Haftung bei Unfall im Stopp-and-go-Verkehr
26.06.2015

Das Oberlandesgericht Hamm (Az. 9 U 60/14) hatte sich mit der Frage zu befassen, welche Haftungserteilung anzunehmen ist, wenn auf einer Autobahn ein Kfz. auf einen Pkw auffährt, welcher gerade einen Fahrstreifenwechsel durchführt.

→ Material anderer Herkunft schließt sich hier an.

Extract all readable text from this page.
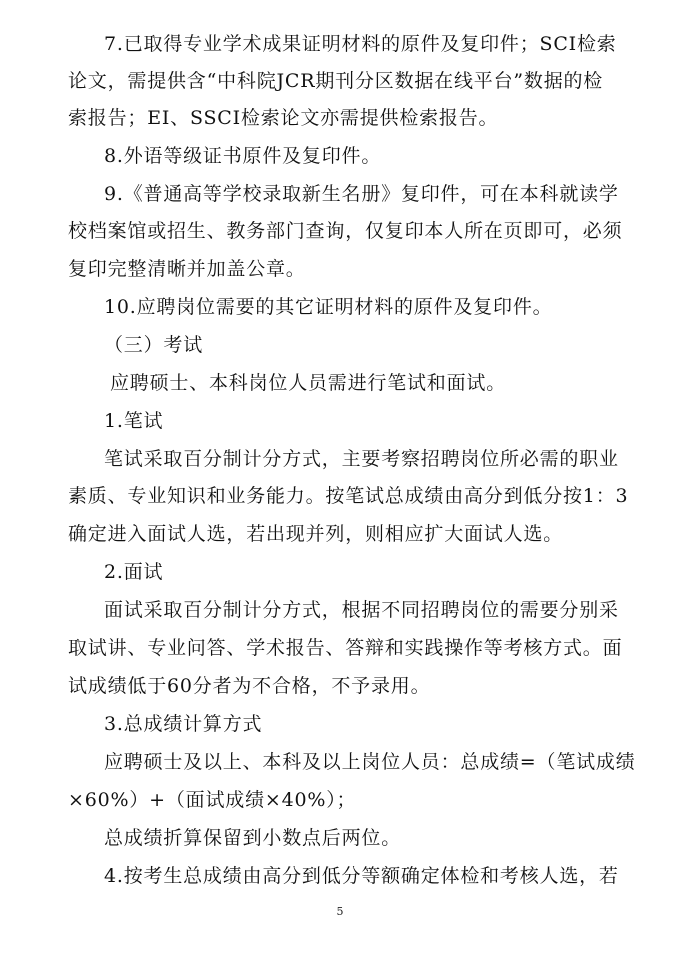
7.已取得专业学术成果证明材料的原件及复印件；SCI检索
论文，需提供含“中科院JCR期刊分区数据在线平台”数据的检
索报告；EI、SSCI检索论文亦需提供检索报告。
8.外语等级证书原件及复印件。
9.《普通高等学校录取新生名册》复印件，可在本科就读学
校档案馆或招生、教务部门查询，仅复印本人所在页即可，必须
复印完整清晰并加盖公章。
10.应聘岗位需要的其它证明材料的原件及复印件。
（三）考试
应聘硕士、本科岗位人员需进行笔试和面试。
1.笔试
笔试采取百分制计分方式，主要考察招聘岗位所必需的职业
素质、专业知识和业务能力。按笔试总成绩由高分到低分按1：3
确定进入面试人选，若出现并列，则相应扩大面试人选。
2.面试
面试采取百分制计分方式，根据不同招聘岗位的需要分别采
取试讲、专业问答、学术报告、答辩和实践操作等考核方式。面
试成绩低于60分者为不合格，不予录用。
3.总成绩计算方式
应聘硕士及以上、本科及以上岗位人员：总成绩=（笔试成绩
×60%）+（面试成绩×40%）；
总成绩折算保留到小数点后两位。
4.按考生总成绩由高分到低分等额确定体检和考核人选，若
5
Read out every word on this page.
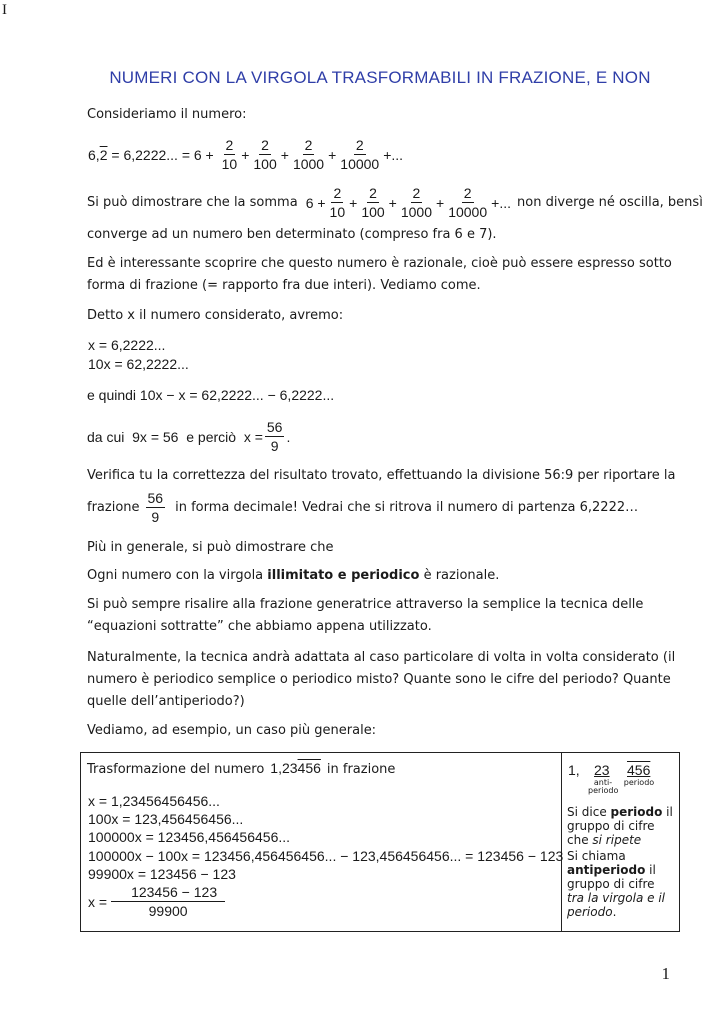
I
NUMERI CON LA VIRGOLA TRASFORMABILI IN FRAZIONE, E NON
Consideriamo il numero:
6, 2 = 6,2222... = $6 + \frac{2}{10} + \frac{2}{100} + \frac{2}{1000} + \frac{2}{10000}$ +...
Si può dimostrare che la somma $6 + \frac{2}{10} + \frac{2}{100} + \frac{2}{1000} + \frac{2}{10000}$ +... non diverge né oscilla, bensì
converge ad un numero ben determinato (compreso fra 6 e 7).
Ed è interessante scoprire che questo numero è razionale, cioè può essere espresso sotto
forma di frazione (= rapporto fra due interi). Vediamo come.
Detto x il numero considerato, avremo:
x = 6,2222...
10x = 62,2222...
e quindi 10x − x = 62,2222... − 6,2222...
da cui  9x = 56  e perciò  $x = \frac{56}{9}$ .
Verifica tu la correttezza del risultato trovato, effettuando la divisione 56:9 per riportare la
frazione $\frac{56}{9}$ in forma decimale! Vedrai che si ritrova il numero di partenza 6,2222…
Più in generale, si può dimostrare che
Ogni numero con la virgola illimitato e periodico è razionale.
Si può sempre risalire alla frazione generatrice attraverso la semplice la tecnica delle
“equazioni sottratte” che abbiamo appena utilizzato.
Naturalmente, la tecnica andrà adattata al caso particolare di volta in volta considerato (il
numero è periodico semplice o periodico misto? Quante sono le cifre del periodo? Quante
quelle dell’antiperiodo?)
Vediamo, ad esempio, un caso più generale:
Trasformazione del numero 1,23456 in frazione
x = 1,23456456456...
100x = 123,456456456...
100000x = 123456,456456456...
100000x − 100x = 123456,456456456... − 123,456456456... = 123456 − 123
99900x = 123456 − 123
$x = \frac{123456 - 123}{99900}$
1, 23 456
anti-
periodo
periodo
Si dice periodo il gruppo di cifre che si ripete
Si chiama antiperiodo il gruppo di cifre tra la virgola e il periodo.
1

Das Oberlandesgericht Hamm (Az. 9 U 60/14) hatte sich mit der Frage zu befassen, welche Haftungserteilung anzunehmen ist, wenn auf einer Autobahn ein Kfz. auf einen Pkw auffährt, welcher gerade einen Fahrstreifenwechsel durchführt. Bei dem gegenständlichen Unfallereignis führte der Fahrzeugführer des Klägerfahrzeuges einen Fahrstreifenwechsel von dem rechten auf den mittleren Streifen unter Ausnutzung einer Lücke von nur ca. zwei Fahrzeuglängen durch. Bevor der Fahrstreifenwechsel vollständig beendet werden konnte, kam es sodann zu einem Auffahren des bereits auf der mittleren Fahrspur fahrenden Kfz.. Zum Kollisionszeitpunkt befand sich das klägerische Fahrzeug mit den rechten Rädern noch deutlich auf dem rechten Fahrstreifen und ragte so auf den mittleren Streifen nur knapp mit der linken Fahrzeugseite in die Fahrspur des dort fahrenden Kfz..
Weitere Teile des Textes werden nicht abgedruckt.